Yes, I agree and this annoys me. From a privacy perspective, it's still better to have fifty siloed data stores that aren't allowed to mix than for your data to be in a single large store that can do whatever it wants.
And when you consider the comparison, it's even worse: the data they're refusing to allow Apple to train on is _public_ data. There were several court cases in the early 1900's where owners of big buildings tried to sue photographers for selling pictures of their buildings (or pictures that included their buildings) and it was finally agreed that since the building was in public, pictures of it were fair game. If you're putting an article on the internet for anybody to read, "anybody" seems like it would include an AI as well.
Interesting! There's a difference though to me: if the building has a giant poster of a popular IP on it, afaik it doesn't give the photographer any rights to use that IP in their creations. I see enough series shot in Vancouver that avoid including things like that or keep it blurred out if it can't be out of frame...

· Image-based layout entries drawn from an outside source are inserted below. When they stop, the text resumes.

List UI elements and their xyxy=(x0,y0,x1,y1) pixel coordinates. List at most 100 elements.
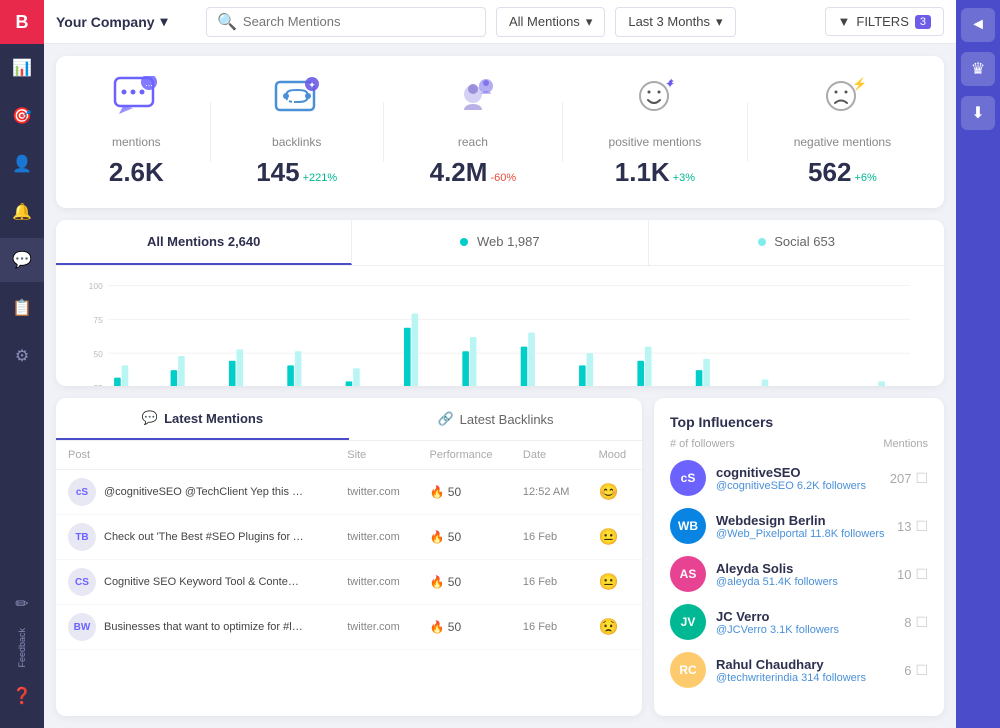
feedback-label: Feedback xyxy=(17,628,27,668)
sidebar-item-reports[interactable]: 📋 xyxy=(0,286,44,330)
influencer-handle: @cognitiveSEO 6.2K followers xyxy=(716,480,880,492)
mentions-filter-dropdown[interactable]: All Mentions ▾ xyxy=(496,7,605,37)
reach-icon xyxy=(448,76,498,127)
site-cell: twitter.com xyxy=(335,470,417,515)
stat-positive: ✦ ✦ positive mentions 1.1K +3% xyxy=(609,76,702,188)
bar-chart: 100 75 50 25 0 xyxy=(71,276,929,386)
reach-value: 4.2M xyxy=(430,157,488,188)
app-logo: B xyxy=(0,0,44,44)
avatar: CS xyxy=(68,568,96,596)
company-selector[interactable]: Your Company ▾ xyxy=(56,13,196,30)
date-filter-dropdown[interactable]: Last 3 Months ▾ xyxy=(615,7,735,37)
table-row[interactable]: CS Cognitive SEO Keyword Tool & Content … xyxy=(56,560,642,605)
mentions-value: 2.6K xyxy=(109,157,164,188)
post-text: Check out 'The Best #SEO Plugins for All… xyxy=(104,531,304,543)
negative-delta: +6% xyxy=(854,172,876,184)
influencer-handle: @techwriterindia 314 followers xyxy=(716,672,894,684)
sidebar-item-mentions[interactable]: 💬 xyxy=(0,238,44,282)
social-tab-label: Social 653 xyxy=(774,234,835,249)
crown-button[interactable]: ♛ xyxy=(961,52,995,86)
share-button[interactable]: ◄ xyxy=(961,8,995,42)
sidebar-item-notifications[interactable]: 🔔 xyxy=(0,190,44,234)
search-input[interactable] xyxy=(243,14,475,29)
main-content: Your Company ▾ 🔍 All Mentions ▾ Last 3 M… xyxy=(44,0,956,728)
avatar: cS xyxy=(670,460,706,496)
svg-text:100: 100 xyxy=(89,281,103,291)
positive-delta: +3% xyxy=(673,172,695,184)
sidebar-item-analytics[interactable]: 📊 xyxy=(0,46,44,90)
tab-latest-backlinks[interactable]: 🔗 Latest Backlinks xyxy=(349,398,642,440)
right-panel: ◄ ♛ ⬇ xyxy=(956,0,1000,728)
avatar: WB xyxy=(670,508,706,544)
mood-cell: 😟 xyxy=(587,605,642,650)
backlinks-tab-label: Latest Backlinks xyxy=(460,412,554,427)
filters-label: FILTERS xyxy=(856,14,909,29)
influencer-row[interactable]: cS cognitiveSEO @cognitiveSEO 6.2K follo… xyxy=(670,460,928,496)
mood-cell: 😊 xyxy=(587,470,642,515)
table-row[interactable]: TB Check out 'The Best #SEO Plugins for … xyxy=(56,515,642,560)
date-cell: 12:52 AM xyxy=(511,470,587,515)
avatar: JV xyxy=(670,604,706,640)
sidebar-item-users[interactable]: 👤 xyxy=(0,142,44,186)
chevron-down-icon: ▾ xyxy=(716,14,723,30)
date-cell: 16 Feb xyxy=(511,560,587,605)
sidebar-item-help[interactable]: ❓ xyxy=(0,674,44,718)
mood-cell: 😐 xyxy=(587,515,642,560)
influencer-name: cognitiveSEO xyxy=(716,465,880,480)
tab-latest-mentions[interactable]: 💬 Latest Mentions xyxy=(56,398,349,440)
filters-button[interactable]: ▼ FILTERS 3 xyxy=(825,7,945,36)
stat-reach: reach 4.2M -60% xyxy=(430,76,517,188)
post-cell: cS @cognitiveSEO @TechClient Yep this is… xyxy=(56,470,335,515)
date-filter-label: Last 3 Months xyxy=(628,14,710,29)
all-mentions-tab-label: All Mentions 2,640 xyxy=(147,234,260,249)
chart-tab-social[interactable]: Social 653 xyxy=(649,220,944,265)
influencer-info: Aleyda Solis @aleyda 51.4K followers xyxy=(716,561,887,588)
chevron-down-icon: ▾ xyxy=(586,14,593,30)
link-icon: 🔗 xyxy=(437,411,453,427)
influencer-handle: @Web_Pixelportal 11.8K followers xyxy=(716,528,887,540)
influencer-row[interactable]: JV JC Verro @JCVerro 3.1K followers 8 ☐ xyxy=(670,604,928,640)
positive-label: positive mentions xyxy=(609,135,702,149)
mentions-card: 💬 Latest Mentions 🔗 Latest Backlinks Pos… xyxy=(56,398,642,716)
download-button[interactable]: ⬇ xyxy=(961,96,995,130)
negative-value: 562 xyxy=(808,157,851,188)
col-mood: Mood xyxy=(587,441,642,470)
table-row[interactable]: BW Businesses that want to optimize for … xyxy=(56,605,642,650)
post-cell: BW Businesses that want to optimize for … xyxy=(56,605,335,650)
sidebar-item-settings[interactable]: ⚙ xyxy=(0,334,44,378)
stats-card: ... mentions 2.6K ✦ xyxy=(56,56,944,208)
col-performance: Performance xyxy=(418,441,511,470)
sidebar-bottom: ✏ Feedback ❓ xyxy=(0,580,44,728)
influencer-row[interactable]: WB Webdesign Berlin @Web_Pixelportal 11.… xyxy=(670,508,928,544)
performance-cell: 🔥 50 xyxy=(418,470,511,515)
sidebar-item-targeting[interactable]: 🎯 xyxy=(0,94,44,138)
avatar: AS xyxy=(670,556,706,592)
negative-icon: ⚡ xyxy=(817,76,867,127)
influencer-name: Webdesign Berlin xyxy=(716,513,887,528)
influencers-title: Top Influencers xyxy=(670,414,928,430)
divider-3 xyxy=(562,102,563,162)
performance-cell: 🔥 50 xyxy=(418,515,511,560)
chart-tab-web[interactable]: Web 1,987 xyxy=(352,220,648,265)
backlinks-value: 145 xyxy=(256,157,299,188)
company-name: Your Company xyxy=(56,14,155,30)
influencer-count: 10 ☐ xyxy=(897,566,928,583)
chart-body: 100 75 50 25 0 xyxy=(56,266,944,386)
chart-tab-all[interactable]: All Mentions 2,640 xyxy=(56,220,352,265)
content-area: ... mentions 2.6K ✦ xyxy=(44,44,956,728)
influencer-count: 8 ☐ xyxy=(904,614,928,631)
influencer-info: Rahul Chaudhary @techwriterindia 314 fol… xyxy=(716,657,894,684)
backlinks-delta: +221% xyxy=(303,172,338,184)
col-site: Site xyxy=(335,441,417,470)
influencer-count: 207 ☐ xyxy=(890,470,928,487)
table-row[interactable]: cS @cognitiveSEO @TechClient Yep this is… xyxy=(56,470,642,515)
avatar: TB xyxy=(68,523,96,551)
sidebar-item-edit[interactable]: ✏ xyxy=(0,582,44,626)
divider-4 xyxy=(747,102,748,162)
mood-cell: 😐 xyxy=(587,560,642,605)
influencer-row[interactable]: RC Rahul Chaudhary @techwriterindia 314 … xyxy=(670,652,928,688)
reach-delta: -60% xyxy=(490,172,516,184)
influencer-row[interactable]: AS Aleyda Solis @aleyda 51.4K followers … xyxy=(670,556,928,592)
svg-text:75: 75 xyxy=(93,315,103,325)
svg-text:✦: ✦ xyxy=(308,80,316,90)
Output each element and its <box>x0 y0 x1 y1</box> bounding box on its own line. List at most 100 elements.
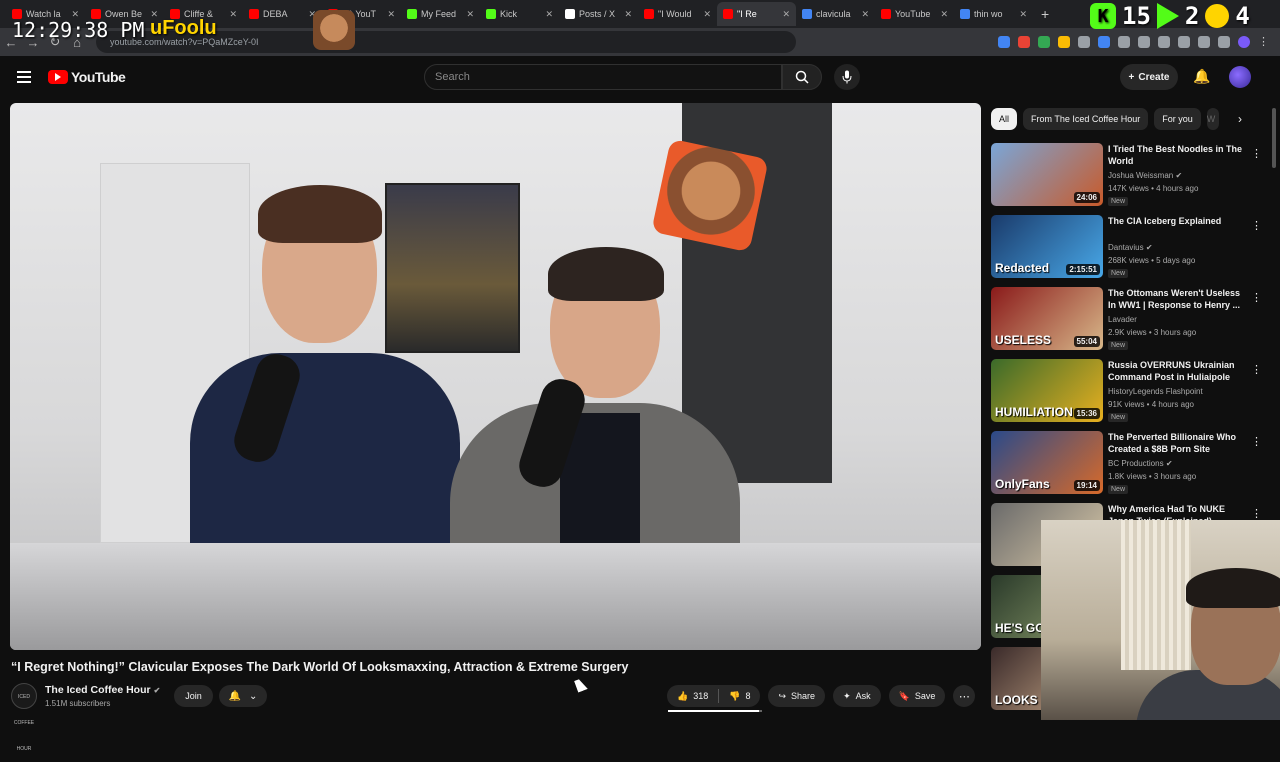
join-button[interactable]: Join <box>174 685 213 707</box>
recommended-video-title[interactable]: Russia OVERRUNS Ukrainian Command Post i… <box>1108 359 1248 383</box>
kebab-menu-icon[interactable]: ⋮ <box>1251 435 1262 448</box>
extension-icon[interactable] <box>1178 36 1190 48</box>
verified-icon: ✔ <box>1175 171 1183 180</box>
extension-icon[interactable] <box>1058 36 1070 48</box>
profile-icon[interactable] <box>1238 36 1250 48</box>
like-button[interactable]: 👍 318 <box>667 691 718 702</box>
video-player[interactable] <box>10 103 981 650</box>
extension-icon[interactable] <box>1118 36 1130 48</box>
voice-search-button[interactable] <box>834 64 860 90</box>
kebab-menu-icon[interactable]: ⋮ <box>1251 363 1262 376</box>
browser-tab[interactable]: DEBA ✕ <box>243 2 322 26</box>
share-button[interactable]: ↪ Share <box>768 685 826 707</box>
hamburger-menu-icon[interactable] <box>17 71 31 83</box>
tab-close-icon[interactable]: ✕ <box>624 9 632 20</box>
kebab-menu-icon[interactable]: ⋮ <box>1251 507 1262 520</box>
recommended-channel-name[interactable]: HistoryLegends Flashpoint <box>1108 387 1203 396</box>
extension-icon[interactable] <box>1158 36 1170 48</box>
browser-tab[interactable]: Posts / X ✕ <box>559 2 638 26</box>
filter-chip[interactable]: From The Iced Coffee Hour <box>1023 108 1149 130</box>
create-button[interactable]: + Create <box>1120 64 1178 90</box>
new-badge: New <box>1108 413 1129 422</box>
tab-close-icon[interactable]: ✕ <box>387 9 395 20</box>
tab-label: DEBA <box>263 9 288 19</box>
browser-tab[interactable]: Kick ✕ <box>480 2 559 26</box>
tab-close-icon[interactable]: ✕ <box>782 9 790 20</box>
search-input[interactable]: Search <box>424 64 782 90</box>
recommended-channel-name[interactable]: Joshua Weissman ✔ <box>1108 171 1182 180</box>
search-button[interactable] <box>782 64 822 90</box>
tab-close-icon[interactable]: ✕ <box>703 9 711 20</box>
extension-icon[interactable] <box>1018 36 1030 48</box>
tab-favicon-icon <box>644 9 654 19</box>
video-thumbnail[interactable]: 24:06 <box>991 143 1103 206</box>
chevron-right-icon[interactable]: › <box>1238 112 1242 126</box>
recommended-video[interactable]: USELESS 55:04 The Ottomans Weren't Useless… <box>991 287 1262 353</box>
recommended-channel-text: Lavader <box>1108 315 1137 324</box>
filter-chip[interactable]: For you <box>1154 108 1201 130</box>
notifications-bell-icon[interactable]: 🔔 <box>1193 68 1210 85</box>
recommended-channel-text: HistoryLegends Flashpoint <box>1108 387 1203 396</box>
browser-tab[interactable]: "I Re ✕ <box>717 2 796 26</box>
recommended-video-title[interactable]: I Tried The Best Noodles in The World <box>1108 143 1248 167</box>
video-thumbnail[interactable]: USELESS 55:04 <box>991 287 1103 350</box>
new-tab-button[interactable]: + <box>1033 6 1057 22</box>
join-label: Join <box>185 691 202 701</box>
kebab-menu-icon[interactable]: ⋮ <box>1251 147 1262 160</box>
more-actions-button[interactable]: ⋯ <box>953 685 976 707</box>
recommended-video[interactable]: Redacted 2:15:51 The CIA Iceberg Explained… <box>991 215 1262 281</box>
extension-icon[interactable] <box>1038 36 1050 48</box>
tab-close-icon[interactable]: ✕ <box>229 9 237 20</box>
tab-label: "I Re <box>737 9 757 19</box>
browser-tab[interactable]: "I Would ✕ <box>638 2 717 26</box>
scrollbar[interactable] <box>1272 108 1276 168</box>
filter-chip[interactable]: All <box>991 108 1018 130</box>
browser-tab[interactable]: YouTube ✕ <box>875 2 954 26</box>
recommendation-filter-chips: All From The Iced Coffee Hour For you W <box>991 108 1219 130</box>
account-avatar[interactable] <box>1229 66 1251 88</box>
save-button[interactable]: 🔖 Save <box>888 685 946 707</box>
dislike-button[interactable]: 👎 8 <box>719 691 760 702</box>
tab-close-icon[interactable]: ✕ <box>940 9 948 20</box>
search-icon <box>795 70 809 84</box>
recommended-video[interactable]: 24:06 I Tried The Best Noodles in The Wor… <box>991 143 1262 209</box>
recommended-video[interactable]: HUMILIATION 15:36 Russia OVERRUNS Ukrainia… <box>991 359 1262 425</box>
save-label: Save <box>914 691 936 701</box>
extension-icon[interactable] <box>1218 36 1230 48</box>
play-icon <box>1156 3 1179 29</box>
extension-icon[interactable] <box>1078 36 1090 48</box>
video-duration: 19:14 <box>1073 480 1100 491</box>
video-thumbnail[interactable]: HUMILIATION 15:36 <box>991 359 1103 422</box>
subscription-bell-button[interactable]: 🔔 ⌄ <box>219 685 267 707</box>
extension-icon[interactable] <box>998 36 1010 48</box>
recommended-video[interactable]: OnlyFans 19:14 The Perverted Billionaire W… <box>991 431 1262 497</box>
browser-tab[interactable]: clavicula ✕ <box>796 2 875 26</box>
video-duration: 24:06 <box>1073 192 1100 203</box>
recommended-channel-name[interactable]: Dantavius ✔ <box>1108 243 1153 252</box>
recommended-video-title[interactable]: The CIA Iceberg Explained <box>1108 215 1248 227</box>
browser-tab[interactable]: My Feed ✕ <box>401 2 480 26</box>
recommended-video-title[interactable]: The Perverted Billionaire Who Created a … <box>1108 431 1248 455</box>
youtube-logo[interactable]: YouTube <box>48 69 126 85</box>
tab-close-icon[interactable]: ✕ <box>466 9 474 20</box>
video-thumbnail[interactable]: OnlyFans 19:14 <box>991 431 1103 494</box>
channel-avatar[interactable]: ICED COFFEE HOUR <box>11 683 37 752</box>
extension-icon[interactable] <box>1138 36 1150 48</box>
video-thumbnail[interactable]: Redacted 2:15:51 <box>991 215 1103 278</box>
channel-name[interactable]: The Iced Coffee Hour ✔ <box>45 684 160 696</box>
recommended-channel-name[interactable]: Lavader <box>1108 315 1137 324</box>
extension-icon[interactable] <box>1098 36 1110 48</box>
kebab-menu-icon[interactable]: ⋮ <box>1251 291 1262 304</box>
tab-close-icon[interactable]: ✕ <box>1019 9 1027 20</box>
kebab-menu-icon[interactable]: ⋮ <box>1251 219 1262 232</box>
filter-chip[interactable]: W <box>1206 108 1219 130</box>
thumbnail-text: LOOKS <box>995 693 1038 707</box>
extension-icon[interactable] <box>1198 36 1210 48</box>
recommended-video-title[interactable]: The Ottomans Weren't Useless In WW1 | Re… <box>1108 287 1248 311</box>
browser-tab[interactable]: thin wo ✕ <box>954 2 1033 26</box>
recommended-channel-name[interactable]: BC Productions ✔ <box>1108 459 1173 468</box>
ask-button[interactable]: ✦ Ask <box>833 685 881 707</box>
tab-close-icon[interactable]: ✕ <box>861 9 869 20</box>
tab-close-icon[interactable]: ✕ <box>545 9 553 20</box>
browser-menu-icon[interactable]: ⋮ <box>1258 36 1270 48</box>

Content on websites has copyright in some form, just because it isn't behind a paywall/accountwall doesn't make it public domain.
But the AI didn't reproduce it, the AI "read" it and incorporated it into its knowledge base. I can read & cite all the academic papers I want - I can even reproduce their text verbatim, as long as I properly cite them.
I’d argue the way Wired is reporting this as a gotcha is also a conflict of interest because of their deal with an effective competitor.
https://www.wired.com/story/conde-nast-openai-deal/
> “WIRED can confirm that Facebook, Instagram, Craigslist, Tumblr, The New York Times, The Financial Times, The Atlantic, Vox Media, the USA Today network, and WIRED’s parent company, Condé Nast, are among the many organizations opting to exclude their data from Apple’s AI training”
Versus
> “The media company joins The Atlantic, Axel Springer, Vox Media, and a host of other publishers who have partnered with OpenAI.”